健康食品の通販事業を手掛ける、やずやでは、ビジネスの根幹を担う通販システムを刷新した。長年にわたり培ってきた通販のノウハウを全面的に投入し、顧客起点のダイレクトマーケティングをより強力に推進していくのが狙いだ。同社のビジネス戦略や新システムにかけた想い、今後の展望ついて、やずやの代表取締役社長の矢頭徹氏に話を聞いた。

 企業が持続的な発展を遂げていくには、自らの強みを徹底的に磨き上げ、他社にない商品やサービスをいち早く提供していくことが求められる。
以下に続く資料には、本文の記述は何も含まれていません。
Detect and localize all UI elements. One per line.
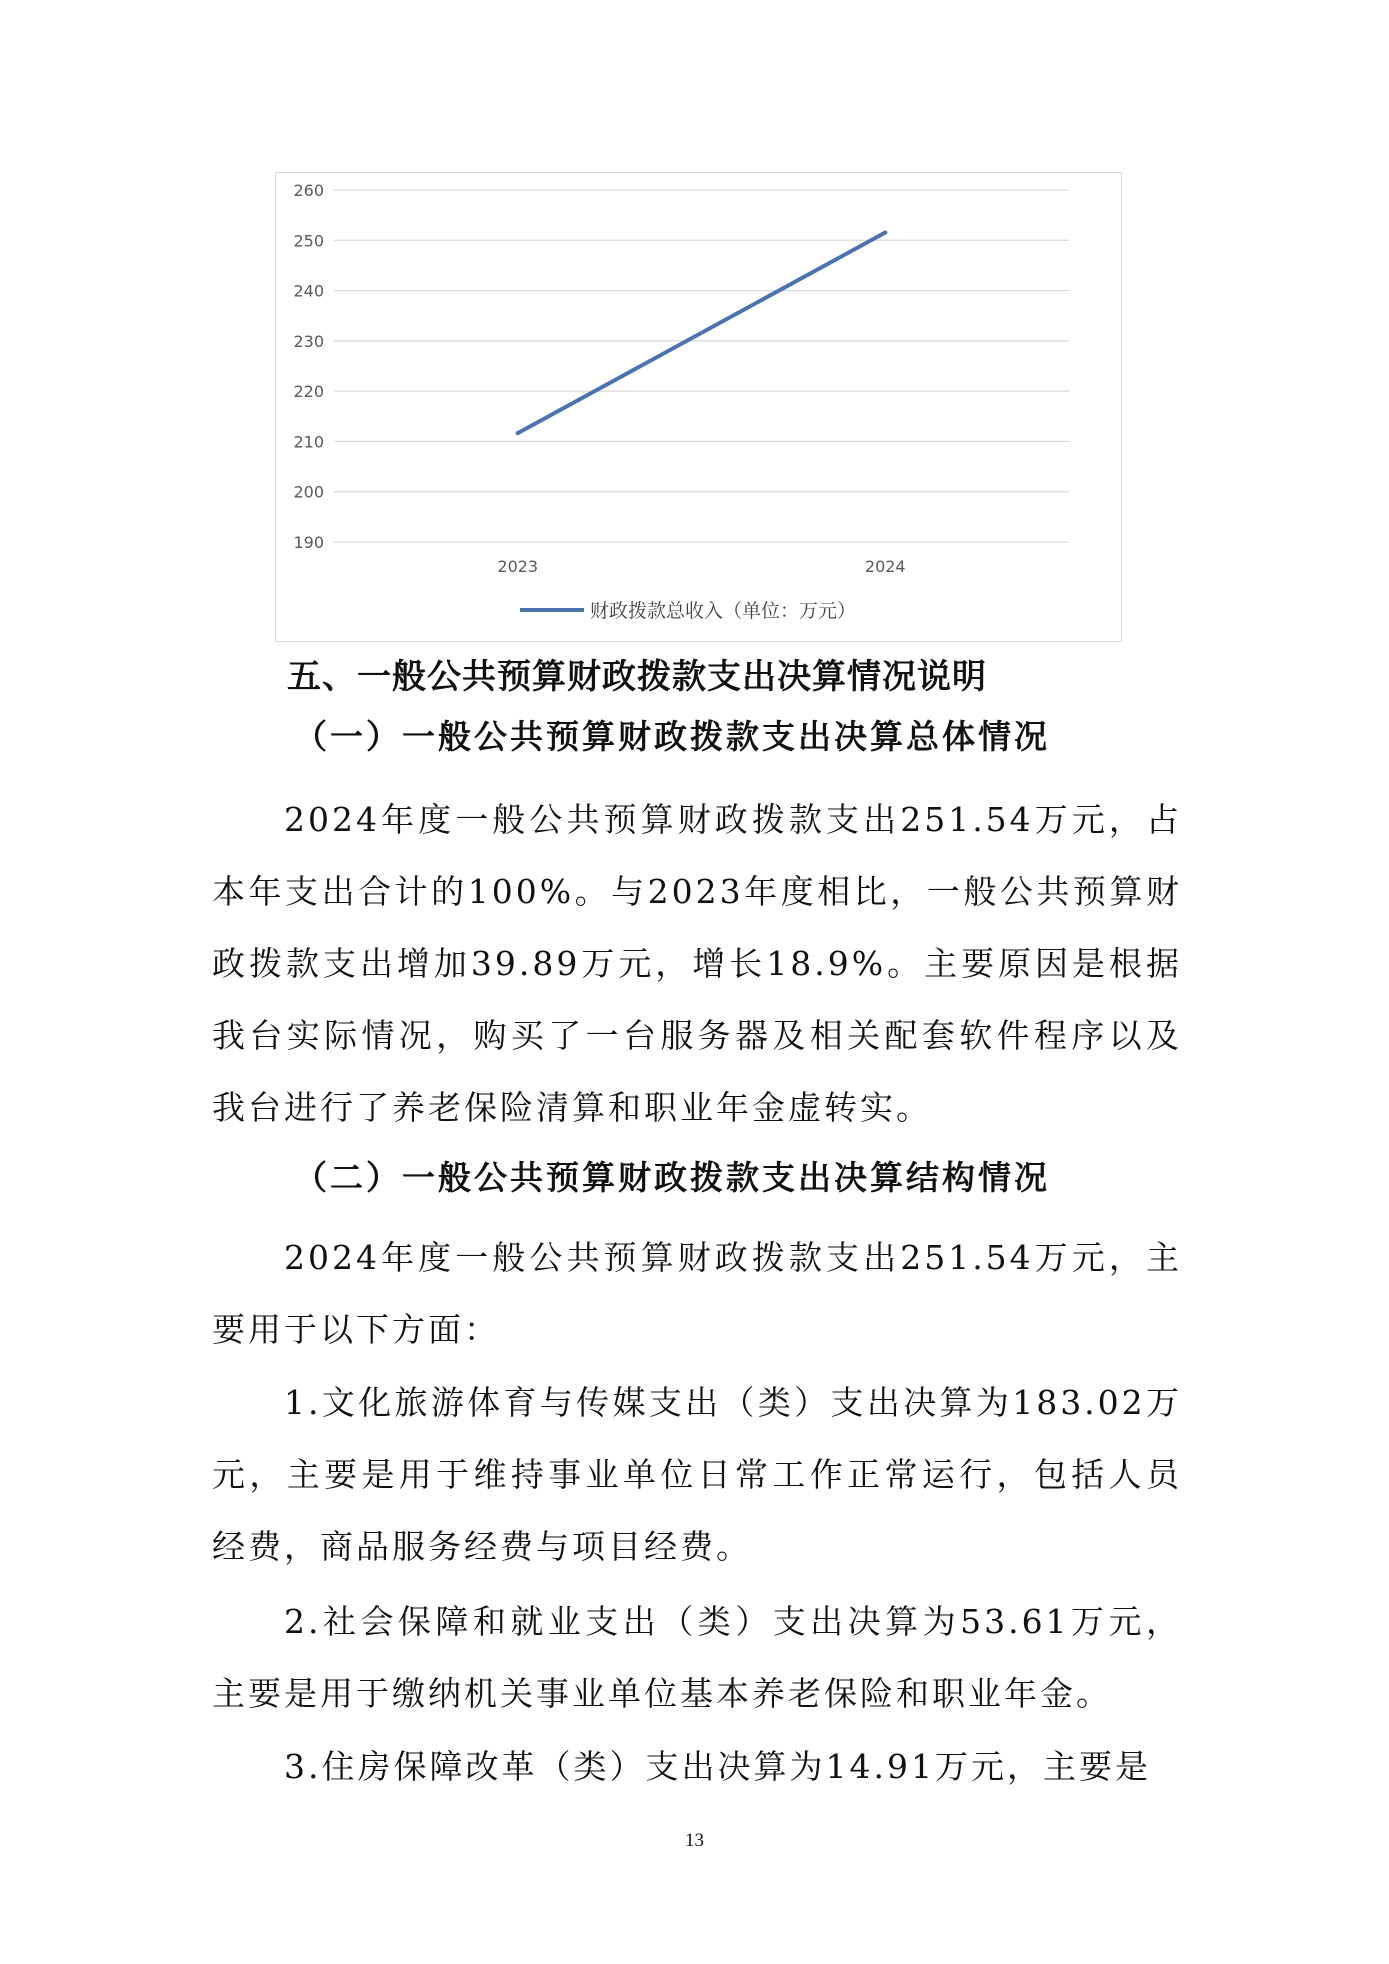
- data-point: [516, 431, 520, 435]
- paragraph-structure: 2024年度一般公共预算财政拨款支出251.54万元，主要用于以下方面：: [212, 1238, 1182, 1349]
- y-tick-label: 240: [293, 281, 324, 301]
- paragraph-overall: 2024年度一般公共预算财政拨款支出251.54万元，占本年支出合计的100%。与2023年度相比，一般公共预算财政拨款支出增加39.89万元，增长18.9%。主要原因是根据我台实际情况，购买了一台服务器及相关配套软件程序以及我台进行了养老保险清算和职业年金虚转实。: [212, 800, 1182, 1127]
- y-tick-label: 220: [293, 382, 324, 402]
- list-item-housing: 3.住房保障改革（类）支出决算为14.91万元，主要是: [284, 1747, 1151, 1786]
- list-item-social-security: 2.社会保障和就业支出（类）支出决算为53.61万元，主要是用于缴纳机关事业单位基本养老保险和职业年金。: [212, 1602, 1182, 1713]
- y-tick-label: 260: [293, 181, 324, 200]
- sub-heading-structure: （二）一般公共预算财政拨款支出决算结构情况: [294, 1158, 1050, 1197]
- section-heading: 五、一般公共预算财政拨款支出决算情况说明: [287, 657, 987, 697]
- chart-canvas: [276, 173, 1121, 641]
- income-line-chart: [275, 172, 1122, 642]
- sub-heading-overall: （一）一般公共预算财政拨款支出决算总体情况: [294, 717, 1050, 756]
- y-tick-label: 190: [293, 533, 324, 552]
- series-line: [518, 233, 886, 434]
- list-item-culture: 1.文化旅游体育与传媒支出（类）支出决算为183.02万元，主要是用于维持事业单位日常工作正常运行，包括人员经费，商品服务经费与项目经费。: [212, 1383, 1182, 1566]
- x-tick-label: 2023: [497, 557, 539, 576]
- y-tick-label: 210: [293, 432, 324, 452]
- y-tick-label: 200: [293, 482, 324, 502]
- data-point: [883, 231, 887, 235]
- page-number: 13: [685, 1830, 704, 1851]
- x-tick-label: 2024: [864, 557, 906, 576]
- legend-label: 财政拨款总收入（单位：万元）: [590, 600, 857, 622]
- y-tick-label: 250: [293, 231, 324, 251]
- y-tick-label: 230: [293, 331, 324, 351]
こうした取り組みを実践し、着実に成長を続けているのが、「にんにく卵黄シリーズ」などの健康食品通販で知られるやずやである。同社では正社員が100人程度と少人数にもかかわらず、約200億円を売り上げる。

ビジネスの中核を担う
通販システムの再構築に挑む

「『食』を通してお客さまの健康をサポートし、心身ともに人生を楽しめる社会に貢献していくことが当社のミッション。お客さまにとってかけがえのない存在になれるよう、常に新たなチャレンジに取り組んできました」と語るのは、同社の代表取締役社長を務める矢頭徹氏だ。

やずや
矢頭 徹 代表取締役社長

 同社が大きな成功を収められた要因の1つに、現場の力を最大限に発揮できる仕組み作りを進めてきた点が挙げられる。「本当に喜んでいただける商品・サービスを生み出すには、まず現場の社員自身が楽しく働ける環境が不可欠です。社内に託児所を整備したり、さまざまな社内コミュニケーションイベントを実施しているのもそのためです」と矢頭氏は話す。
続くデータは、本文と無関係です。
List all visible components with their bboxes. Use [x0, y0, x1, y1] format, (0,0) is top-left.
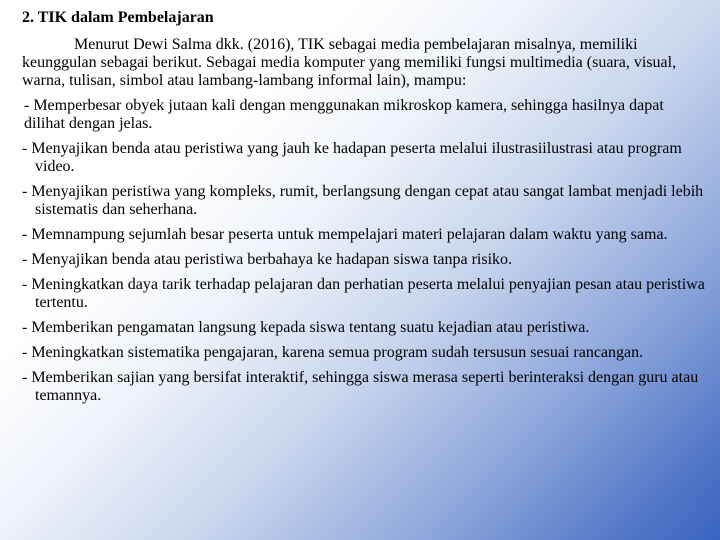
list-item: - Menyajikan benda atau peristiwa berbahaya ke hadapan siswa tanpa risiko.	[22, 251, 513, 268]
list-item: - Memnampung sejumlah besar peserta untuk mempelajari materi pelajaran dalam waktu yang sama.	[22, 226, 668, 243]
list-item: - Meningkatkan sistematika pengajaran, karena semua program sudah tersusun sesuai rancangan.	[22, 344, 644, 361]
list-item: - Memperbesar obyek jutaan kali dengan menggunakan mikroskop kamera, sehingga hasilnya dapat dilihat dengan jelas.	[24, 97, 664, 132]
list-item: - Meningkatkan daya tarik terhadap pelajaran dan perhatian peserta melalui penyajian pesan atau peristiwa tertentu.	[22, 276, 705, 311]
list-item: - Menyajikan benda atau peristiwa yang jauh ke hadapan peserta melalui ilustrasiilustrasi atau program video.	[22, 140, 682, 175]
list-item: - Menyajikan peristiwa yang kompleks, rumit, berlangsung dengan cepat atau sangat lambat menjadi lebih sistematis dan seherhana.	[22, 183, 704, 218]
list-item: - Memberikan sajian yang bersifat interaktif, sehingga siswa merasa seperti berinteraksi dengan guru atau temannya.	[22, 369, 699, 404]
intro-paragraph: Menurut Dewi Salma dkk. (2016), TIK sebagai media pembelajaran misalnya, memiliki keunggulan sebagai berikut. Sebagai media komputer yang memiliki fungsi multimedia (suara, visual, warna, tulisan, simbol atau lambang-lambang informal lain), mampu:	[22, 36, 677, 89]
slide-title: 2. TIK dalam Pembelajaran	[22, 9, 214, 26]
slide-content	[22, 36, 708, 412]
list-item: - Memberikan pengamatan langsung kepada siswa tentang suatu kejadian atau peristiwa.	[22, 319, 590, 336]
 また、現場力を支えるもう1つの重要な仕組みが、同社のビジネスの中核を担う通販システムだ。ここには顧客の属性情報や購買履歴、居住地の天気などあらゆる情報を集約。迅速・適確な顧客応対に役立てており、CRM( Customer Relationship Managemant・顧客関係管理)システムとしての役割も担う。システムの顧客情報を基にチラシや試供品/ノベルティの内容を変更するなど、「顧客一人ひとりを見据えたマーケティング」の実現に欠かせないものとなっている。
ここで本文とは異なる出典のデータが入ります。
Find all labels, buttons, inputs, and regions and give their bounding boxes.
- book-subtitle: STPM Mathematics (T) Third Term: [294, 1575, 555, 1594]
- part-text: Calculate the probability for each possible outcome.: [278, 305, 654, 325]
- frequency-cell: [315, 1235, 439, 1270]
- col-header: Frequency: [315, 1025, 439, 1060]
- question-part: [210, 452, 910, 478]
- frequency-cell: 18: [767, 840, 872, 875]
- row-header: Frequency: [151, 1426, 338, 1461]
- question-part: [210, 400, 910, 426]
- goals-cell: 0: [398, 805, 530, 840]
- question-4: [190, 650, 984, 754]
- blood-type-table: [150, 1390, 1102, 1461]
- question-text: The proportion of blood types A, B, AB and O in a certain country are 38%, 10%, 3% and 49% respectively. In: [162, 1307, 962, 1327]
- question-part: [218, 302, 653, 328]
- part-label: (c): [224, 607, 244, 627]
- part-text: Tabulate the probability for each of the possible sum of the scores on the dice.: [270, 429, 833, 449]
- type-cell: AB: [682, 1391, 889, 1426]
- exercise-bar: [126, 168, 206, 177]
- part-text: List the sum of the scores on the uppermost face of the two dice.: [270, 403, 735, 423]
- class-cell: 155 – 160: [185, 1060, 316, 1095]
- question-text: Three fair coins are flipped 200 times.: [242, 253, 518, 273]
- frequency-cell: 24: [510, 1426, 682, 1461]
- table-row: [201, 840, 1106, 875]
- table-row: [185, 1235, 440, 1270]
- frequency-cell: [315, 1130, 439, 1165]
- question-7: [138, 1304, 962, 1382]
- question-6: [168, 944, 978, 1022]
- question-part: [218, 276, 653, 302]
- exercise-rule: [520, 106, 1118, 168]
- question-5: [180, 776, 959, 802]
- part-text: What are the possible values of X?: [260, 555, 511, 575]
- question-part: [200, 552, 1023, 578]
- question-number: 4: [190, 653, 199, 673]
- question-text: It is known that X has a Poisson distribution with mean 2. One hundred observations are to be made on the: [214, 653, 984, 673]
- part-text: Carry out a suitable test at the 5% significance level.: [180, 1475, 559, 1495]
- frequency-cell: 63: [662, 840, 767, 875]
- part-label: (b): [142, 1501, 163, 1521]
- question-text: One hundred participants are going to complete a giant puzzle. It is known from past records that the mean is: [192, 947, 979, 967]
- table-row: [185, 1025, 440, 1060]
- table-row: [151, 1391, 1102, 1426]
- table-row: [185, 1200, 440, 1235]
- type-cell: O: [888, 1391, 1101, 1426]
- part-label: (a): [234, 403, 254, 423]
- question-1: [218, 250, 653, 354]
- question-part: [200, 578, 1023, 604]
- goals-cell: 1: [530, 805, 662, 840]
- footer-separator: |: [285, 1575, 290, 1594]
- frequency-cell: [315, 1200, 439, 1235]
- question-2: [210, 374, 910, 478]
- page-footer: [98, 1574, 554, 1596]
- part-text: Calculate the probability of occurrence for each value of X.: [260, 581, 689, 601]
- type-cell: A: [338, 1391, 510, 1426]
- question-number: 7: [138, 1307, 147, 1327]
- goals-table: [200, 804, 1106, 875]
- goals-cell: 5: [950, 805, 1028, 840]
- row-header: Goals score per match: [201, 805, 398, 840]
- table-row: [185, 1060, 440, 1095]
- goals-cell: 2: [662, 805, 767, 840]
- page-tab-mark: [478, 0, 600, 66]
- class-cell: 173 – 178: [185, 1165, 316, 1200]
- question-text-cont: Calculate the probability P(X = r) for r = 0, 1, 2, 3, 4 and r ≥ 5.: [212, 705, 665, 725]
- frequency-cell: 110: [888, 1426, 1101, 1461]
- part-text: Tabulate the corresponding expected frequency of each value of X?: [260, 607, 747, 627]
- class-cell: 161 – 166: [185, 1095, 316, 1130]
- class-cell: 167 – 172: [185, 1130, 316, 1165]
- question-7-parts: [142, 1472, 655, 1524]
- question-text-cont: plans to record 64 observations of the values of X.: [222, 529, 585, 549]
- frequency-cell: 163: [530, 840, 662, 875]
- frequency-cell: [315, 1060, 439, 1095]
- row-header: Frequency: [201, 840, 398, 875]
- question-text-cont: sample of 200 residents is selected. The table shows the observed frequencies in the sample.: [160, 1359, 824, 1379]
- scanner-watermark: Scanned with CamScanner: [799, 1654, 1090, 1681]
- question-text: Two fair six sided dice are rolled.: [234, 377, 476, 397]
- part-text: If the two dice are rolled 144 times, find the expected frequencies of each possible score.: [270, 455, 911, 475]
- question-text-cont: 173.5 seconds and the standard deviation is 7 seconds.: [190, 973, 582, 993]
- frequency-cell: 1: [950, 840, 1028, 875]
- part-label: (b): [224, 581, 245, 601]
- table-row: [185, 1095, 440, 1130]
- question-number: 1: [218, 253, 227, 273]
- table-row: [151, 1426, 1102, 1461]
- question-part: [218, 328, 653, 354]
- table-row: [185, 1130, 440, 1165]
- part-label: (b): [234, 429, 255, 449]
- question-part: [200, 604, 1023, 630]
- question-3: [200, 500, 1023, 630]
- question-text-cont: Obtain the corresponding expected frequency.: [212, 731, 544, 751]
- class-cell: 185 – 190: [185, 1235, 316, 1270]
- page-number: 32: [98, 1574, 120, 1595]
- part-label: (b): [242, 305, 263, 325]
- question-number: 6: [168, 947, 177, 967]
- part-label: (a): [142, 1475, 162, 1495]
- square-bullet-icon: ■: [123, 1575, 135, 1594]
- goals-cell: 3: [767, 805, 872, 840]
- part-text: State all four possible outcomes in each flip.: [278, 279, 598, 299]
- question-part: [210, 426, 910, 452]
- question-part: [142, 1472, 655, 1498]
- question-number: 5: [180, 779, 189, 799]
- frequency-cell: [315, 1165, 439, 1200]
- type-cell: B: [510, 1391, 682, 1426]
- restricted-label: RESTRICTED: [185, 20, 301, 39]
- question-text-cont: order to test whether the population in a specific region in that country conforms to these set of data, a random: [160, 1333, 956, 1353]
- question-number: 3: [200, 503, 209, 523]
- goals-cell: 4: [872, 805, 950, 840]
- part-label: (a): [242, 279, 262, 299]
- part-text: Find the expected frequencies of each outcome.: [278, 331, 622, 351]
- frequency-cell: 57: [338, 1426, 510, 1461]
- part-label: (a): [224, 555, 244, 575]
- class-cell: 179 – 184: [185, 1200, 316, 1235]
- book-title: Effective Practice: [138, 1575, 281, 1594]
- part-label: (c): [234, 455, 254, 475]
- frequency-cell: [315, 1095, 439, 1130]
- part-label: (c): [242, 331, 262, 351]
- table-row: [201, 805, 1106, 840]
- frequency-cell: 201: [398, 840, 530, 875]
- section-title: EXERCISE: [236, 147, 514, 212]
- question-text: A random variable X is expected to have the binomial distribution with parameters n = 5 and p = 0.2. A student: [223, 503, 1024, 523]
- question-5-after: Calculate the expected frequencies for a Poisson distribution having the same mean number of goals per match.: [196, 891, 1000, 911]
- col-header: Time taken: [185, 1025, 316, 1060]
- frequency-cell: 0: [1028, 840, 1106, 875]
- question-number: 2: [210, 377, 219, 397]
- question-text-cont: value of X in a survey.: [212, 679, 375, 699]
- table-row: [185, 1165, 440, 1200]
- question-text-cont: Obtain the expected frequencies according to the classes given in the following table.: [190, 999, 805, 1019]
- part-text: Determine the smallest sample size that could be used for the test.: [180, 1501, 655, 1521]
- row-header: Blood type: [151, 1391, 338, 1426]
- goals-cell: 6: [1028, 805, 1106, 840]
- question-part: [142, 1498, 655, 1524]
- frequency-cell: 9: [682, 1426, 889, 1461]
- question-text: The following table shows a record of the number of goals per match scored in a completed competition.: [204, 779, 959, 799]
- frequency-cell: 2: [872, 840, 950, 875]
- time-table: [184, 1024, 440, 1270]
「少人数で売上を伸ばすには、どうしても作業の効率化を進める必要があります。小さな組織が大きな企業と戦うためには、アイデアで負けないことが大前提。そのアイデアを考えることに時間を割くために、使いやすく 業務効率化を実現できる仕組み(システム)が絶対的に必要なのです」と矢頭氏は語る。

 ただし、そのCRMシステムには課題もあった。幾度も改修を積み重ねてきたことでシステムが複雑化し、現場の情報活用にも影響が生じるようになっていたのだ。そこでもっと現場のユーザーが使いやすく、今後の成長にも対応できるようなシンプルなシステムを構築したいと考えたという。